- Relator(a)
- Ministro Mauro Campbell Marques
- Órgão julgador
- Segunda Turma
- Data do julgamento
- 05/03/2013
- Data de publicação
- 12/03/2013
STJ – Acórdão, Rel. Ministro Mauro Campbell Marques, Segunda Turma, j. 05/03/2013, p. 12/03/2013
PROCESSUAL CIVIL E TRIBUTÁRIO. RECURSO ESPECIAL. ACÓRDÃO RECORRIDO ASSENTADO NA PREMISSA DE QUE INCIDE IMPOSTO DE RENDA SOBRE PAGAMENTO A TÍTULO DE SUPLEMENTAÇÃO TEMPORÁRIA DE APOSENTADORIA. PRETENSÃO RECURSAL DE CLASSIFICAÇÃO DO RENDIMENTO COMO INDENIZAÇÃO POR ADESÃO A PLANO DE APOSENTADORIA VOLUNTÁRIA. INADMISSIBILIDADE DO RECURSO. SÚMULA 7/STJ. 1. O STJ firmou jurisprudência no sentido de que o pagamento de complementação temporária (ou suplementação provisória) de aposentadoria, ainda que por força de acordo coletivo do trabalho, possui natureza remuneratória e sujeita-se à incidência do imposto de renda.
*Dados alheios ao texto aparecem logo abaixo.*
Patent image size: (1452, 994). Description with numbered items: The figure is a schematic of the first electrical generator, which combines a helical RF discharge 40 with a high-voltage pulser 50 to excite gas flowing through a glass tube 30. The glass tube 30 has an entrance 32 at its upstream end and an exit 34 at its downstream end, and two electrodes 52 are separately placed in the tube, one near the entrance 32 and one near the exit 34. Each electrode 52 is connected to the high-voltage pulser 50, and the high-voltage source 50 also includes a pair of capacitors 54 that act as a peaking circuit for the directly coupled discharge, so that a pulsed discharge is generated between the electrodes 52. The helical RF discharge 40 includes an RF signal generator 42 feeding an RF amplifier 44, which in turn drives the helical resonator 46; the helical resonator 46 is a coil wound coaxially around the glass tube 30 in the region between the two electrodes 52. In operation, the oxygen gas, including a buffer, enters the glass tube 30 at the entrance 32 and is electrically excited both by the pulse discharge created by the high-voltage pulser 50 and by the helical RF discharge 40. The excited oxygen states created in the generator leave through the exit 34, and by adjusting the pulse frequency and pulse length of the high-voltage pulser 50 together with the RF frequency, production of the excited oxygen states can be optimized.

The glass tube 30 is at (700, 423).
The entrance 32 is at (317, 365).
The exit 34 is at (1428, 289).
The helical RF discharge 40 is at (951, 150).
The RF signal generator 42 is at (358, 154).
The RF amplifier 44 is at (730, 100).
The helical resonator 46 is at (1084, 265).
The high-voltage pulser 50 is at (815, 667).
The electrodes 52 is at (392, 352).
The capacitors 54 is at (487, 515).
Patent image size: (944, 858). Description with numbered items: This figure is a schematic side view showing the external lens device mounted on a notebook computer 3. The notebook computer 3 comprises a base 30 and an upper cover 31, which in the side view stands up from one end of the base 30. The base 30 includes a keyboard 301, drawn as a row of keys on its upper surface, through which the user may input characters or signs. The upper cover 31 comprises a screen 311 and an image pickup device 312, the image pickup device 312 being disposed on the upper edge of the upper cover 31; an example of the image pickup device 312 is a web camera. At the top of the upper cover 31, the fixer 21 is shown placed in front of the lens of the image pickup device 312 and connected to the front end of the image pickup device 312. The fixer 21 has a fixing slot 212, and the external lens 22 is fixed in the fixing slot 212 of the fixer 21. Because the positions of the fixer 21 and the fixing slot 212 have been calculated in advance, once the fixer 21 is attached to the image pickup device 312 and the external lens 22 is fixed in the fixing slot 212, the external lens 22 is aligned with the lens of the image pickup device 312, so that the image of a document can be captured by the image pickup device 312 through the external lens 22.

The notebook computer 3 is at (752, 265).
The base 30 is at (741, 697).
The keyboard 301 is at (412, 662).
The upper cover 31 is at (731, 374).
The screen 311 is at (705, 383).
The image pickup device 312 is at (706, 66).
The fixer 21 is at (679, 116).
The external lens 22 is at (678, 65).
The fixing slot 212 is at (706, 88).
Precedentes: REsp 674.202/RS, 1ª Turma, Rel. Min. Teori Albino Zavascki, DJ de 1º.7.2005; AgRg no Ag 935.362/RS, 1ª Turma, Rel. Min. José Delgado, DJe de 23.6.2008; REsp 1.210.295/RS, 2ª Turma, Rel. Min. Mauro Campbell Marques, DJe de 5.11.2010. 2. Nos presentes autos, a Turma Regional consignou que o caso refere-se à incidência de imposto de renda sobre parcelas percebidas a título de suplementação temporária de proventos de aposentadoria e, por isso, deixou de aplicar a orientação firmada pela Primeira Seção do STJ, no REsp 1.112.745/SP, submetido ao regime do art. 543-C do CPC, no sentido de que não incide imposto de renda sobre verbas indenizatórias pagas quando da rescisão do contrato de trabalho, por força de acordo coletivo ou em virtude de adesão a programa de demissão voluntária. 3. Tendo o Tribunal de origem, que é soberano no exame de matéria fática, consignado no acórdão recorrido que o caso refere-se a hipótese diversa da que ficou decidida no acórdão paradigma, para esta Corte Superior adotar entendimento em sentido contrário seria necessário o reexame do conjunto fático-probatório dos autos, o que lhe é vedado em sede de recurso especial, consoante enuncia a Súmula 7/STJ. 4. Esta Turma, ao julgar o AgRg no REsp 698.077/RS (Rel. Min. Eliana Calmon, DJ de 1º.9.2006, p. 245), já assentou que o exame das alegações em torno da natureza jurídica das verbas recebidas a título de complementação temporária de proventos depende, necessariamente, da revisão do substrato fático e da interpretação de cláusulas do acordo coletivo, o que encontra óbice nas Súmulas 5 e 7 do STJ. 5. Recurso especial não conhecido. (REsp n. 1.267.038/RS, relator Ministro Mauro Campbell Marques, Segunda Turma, julgado em 5/3/2013, DJe de 12/3/2013.)